Dans cette logique de positionnement, les consultants requis par l’ONG comme on le fait dans n’importe quelle multinationale, ont donné l’avis que je résume ainsi : « compte tenu du nom de votre ONG, vous devez axer votre intervention sur l’aide alimentaire ». Selon ce positionnement stratégique, qui permettait de préciser notre « image de marque » aux yeux du public et des bailleurs de fond, nous avons reçu l’ordre d’aller distribuer quarante tonnes de biscuits nutritionnels. Nous avons prévenu les dirigeants que cette catastrophe nationale n’était pas une crise humanitaire parce que le peuple s’entraidait.

Royaliste : De quelle manière ?

Guillaume Kopp : Il était impressionnant et poignant de voir des files de camions affrétés par les Tamouls, y compris par les Tigres libérateurs, qui partaient vers le Sud pour aider les Cinghalais et des files de camions affrétés par le Front national cinghalais remonter vers le Nord pour porter secours aux Tamouls. Cette mobilisation transcommunautaire, pendant près de trois semaines, a constitué un événement sans précédent : elle a apporté de façon ponctuelle un semblant d’unité nationale dans un pays qui a toujours été désuni. Les dirigeants du Sri Lanka n’ont pas tenu compte de ce mouvement : à l’Est comme à l’Ouest, ils ont utilisé la catastrophe pour tenter de reprendre leurs positions perdues.

Sur place, nous constations cette mobilisation populaire et nous avions pour souci de ne pas la briser en couvrant le pays de produits dont il n’avait nul besoin. Les dirigeants de notre ONG étaient informés par nos soins de ce grand mouvement d’entraide, mais il n’ont pas voulu le prendre en considération. Plus précisément, ils nous ont répondu en substance ceci : du fait de notre positionnement, nous avons un accord stratégique avec le programme alimentaire mondial : vis-à-vis des bailleurs, il est indispensable de montrer, grâce aux médias, que nous faisons des distributions massives d’aliments.

Pour notre part, nous n’avions rien à montrer.

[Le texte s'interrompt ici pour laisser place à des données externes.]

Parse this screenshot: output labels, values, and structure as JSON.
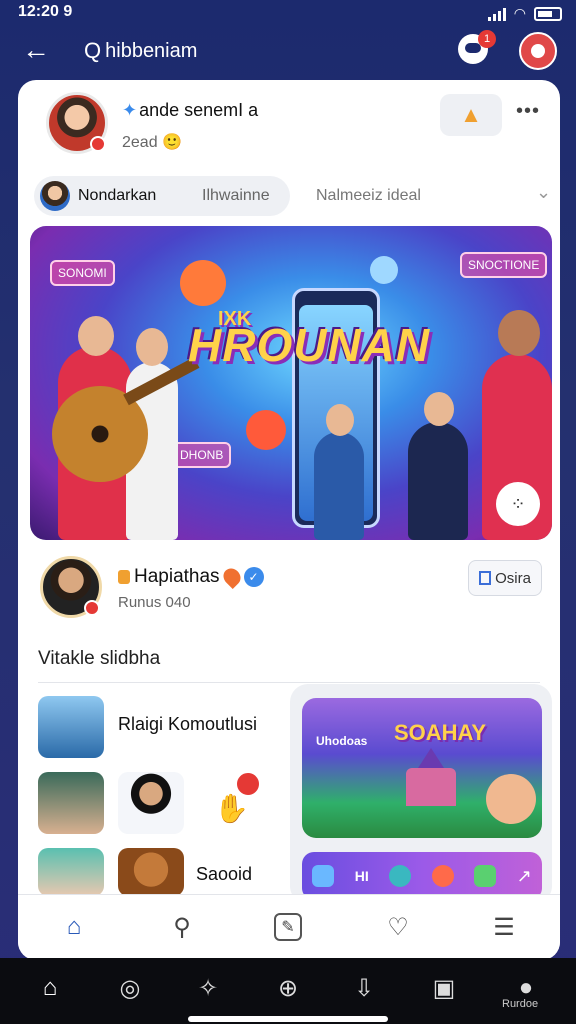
{
  "status_bar": {
    "time": "12:20 9"
  },
  "top_bar": {
    "back_icon": "arrow-left-icon",
    "search_text": "hibbeniam",
    "message_badge": "1"
  },
  "post": {
    "author_name": "ande senemI a",
    "time": "2ead",
    "time_emoji": "🙂",
    "follow_icon": "thumbs-up-icon",
    "more_label": "•••"
  },
  "chip": {
    "name": "Nondarkan",
    "subtitle": "Ilhwainne",
    "right_text": "Nalmeeiz ideal"
  },
  "hero": {
    "title_art": "HROUNAN",
    "small_art": "IXK",
    "signs": [
      "SONOMI",
      "SNOCTIONE",
      "DHONB"
    ]
  },
  "channel": {
    "name": "Hapiathas",
    "subtitle": "Runus 040",
    "button_label": "Osira"
  },
  "section": {
    "title": "Vitakle slidbha"
  },
  "list": [
    {
      "label": "Rlaigi Komoutlusi"
    },
    {
      "label": ""
    },
    {
      "label": "Saooid"
    }
  ],
  "side_panel": {
    "game_title": "SOAHAY",
    "game_sub": "Uhodoas",
    "apps_card_labels": [
      "HI"
    ]
  },
  "inner_nav": [
    "home-icon",
    "search-icon",
    "edit-icon",
    "heart-icon",
    "menu-icon"
  ],
  "system_nav": {
    "profile_label": "Rurdoe"
  },
  "colors": {
    "background": "#1c2a6e",
    "accent_blue": "#3b8beb",
    "badge_red": "#e53935"
  }
}
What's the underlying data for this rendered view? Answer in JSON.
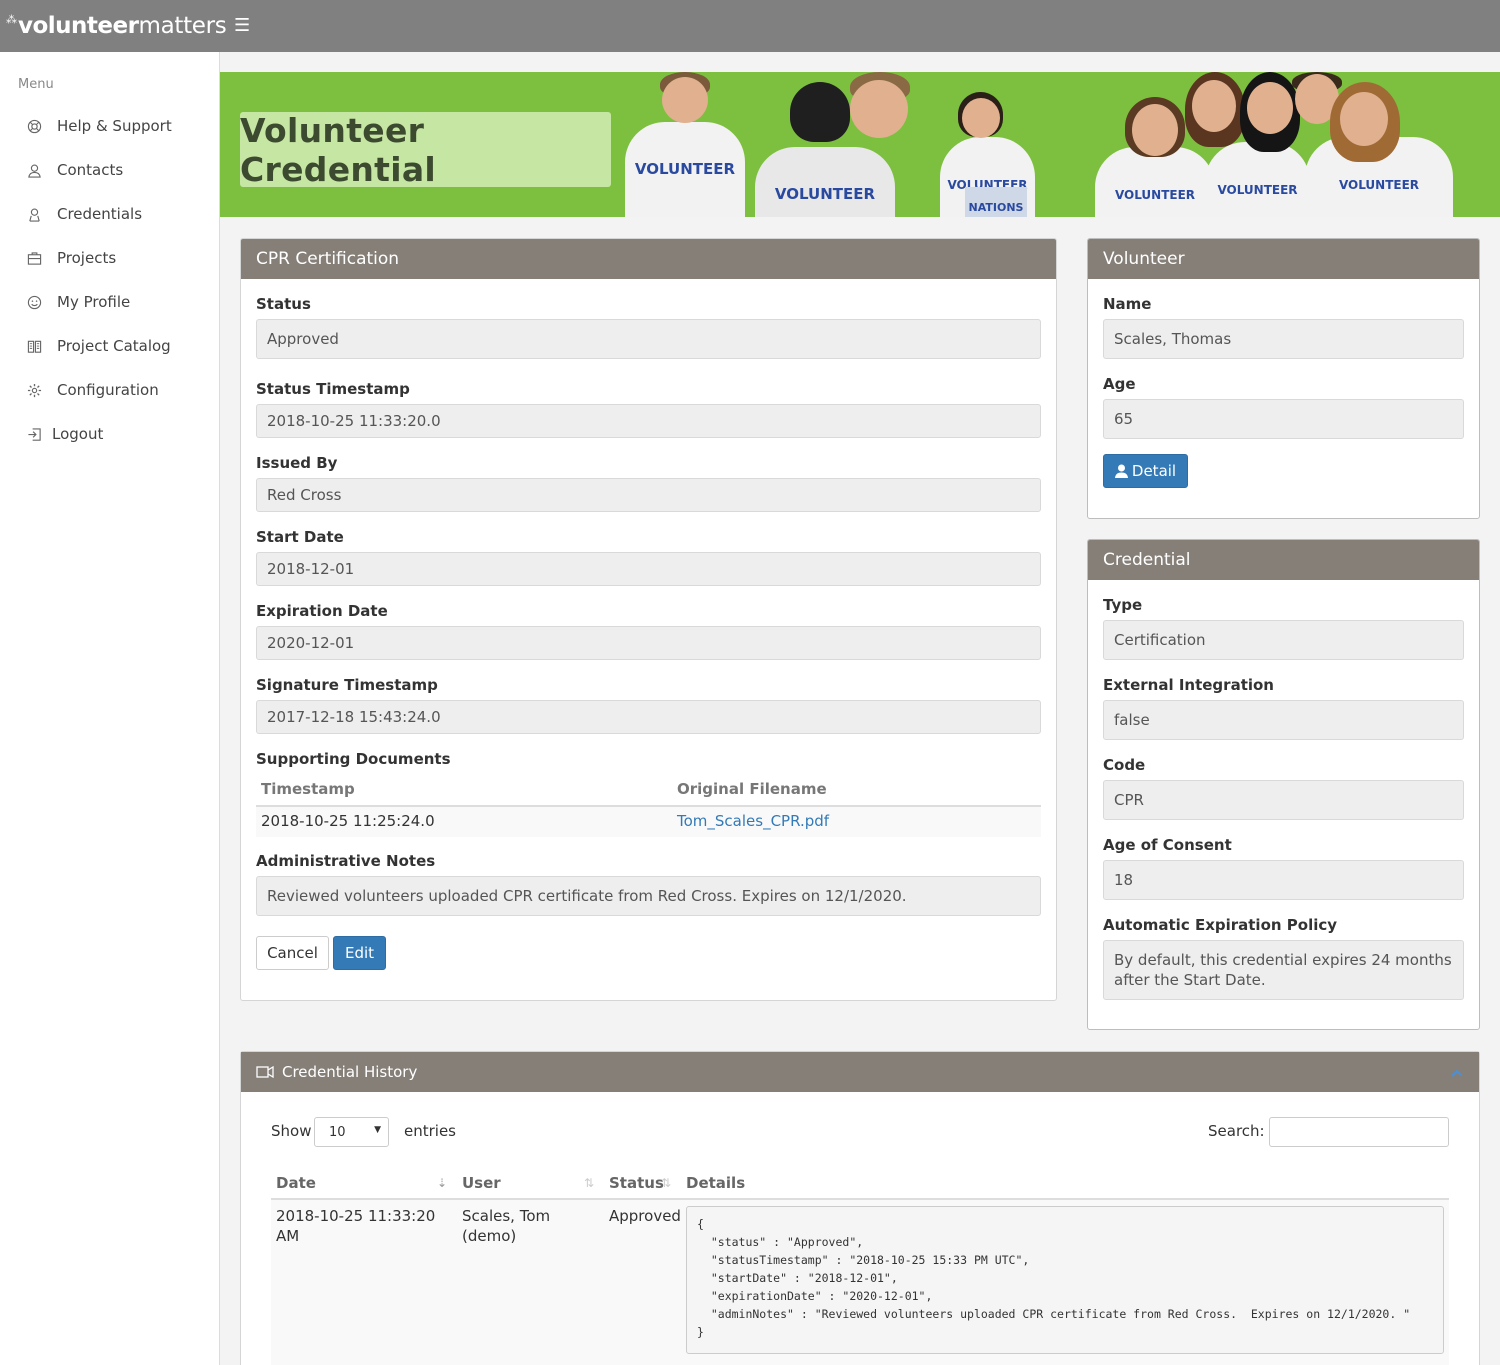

Que faisions-nous ? Nous creusions des chiottes parce que c’est indispensable dans ce type de catastrophe. Mais les équipes de télévision qui nous regardaient travailler nous disaient que nous ne faisions rien et qu’elles n’avaient rien à montrer. C’est vrai, ce n’est pas télégénique de s’occuper de l’eau et des sanitaires. C’est vrai, les chiottes, ce n’est pas beau à voir, mais c’est insultant de dire cela à des gens choqués, épuisés, totalement désorientés par les injonctions de l’ONG à laquelle ils sont censés obéir et qui sont en train de creuser des trous dans le sol parce qu’ils veulent éviter les maladies.

Malheureusement, notre refus de principe n’a servi à rien car sur le terrain les autres responsables d’ONG n’ont pas eu nos scrupules : ne sachant que faire de leur argent, ils ont distribué sans compter tout et n’importe quoi.

Il a fallu en effet affronter la ruée des ONG sur le pays ; elles survenaient dans un chaos indescriptible avec un invraisemblable mélange d’arrogance et d’amateurisme. A la télévision, vous avez vu les victimes regroupées dans des camps. Or, la pire catastrophe pour un pays, c’est la constitution de camps. Ces camps détruisent la structure sociale du pays : les populations qui y sont regroupées vivent dans un angoisse permanente, dans l’insalubrité, elles ne peuvent pas travailler et les enfants ne sont plus scolarisés – souvent parce que les écoles sont transformés en camps. Lorsqu’on approvisionne le camp en denrées, on crée une richesse factice et on pérennise le camp car on attire de tous les villages alentours des personnes qui cessent de travailler pour venir chercher des produits gratuitement distribués. Les villages se vident, le chaos n’est pas seulement installé mais il s’étend par le fait de l’action humanitaire. C’est ainsi qu’apparaît une nouvelle catégorie de victimes.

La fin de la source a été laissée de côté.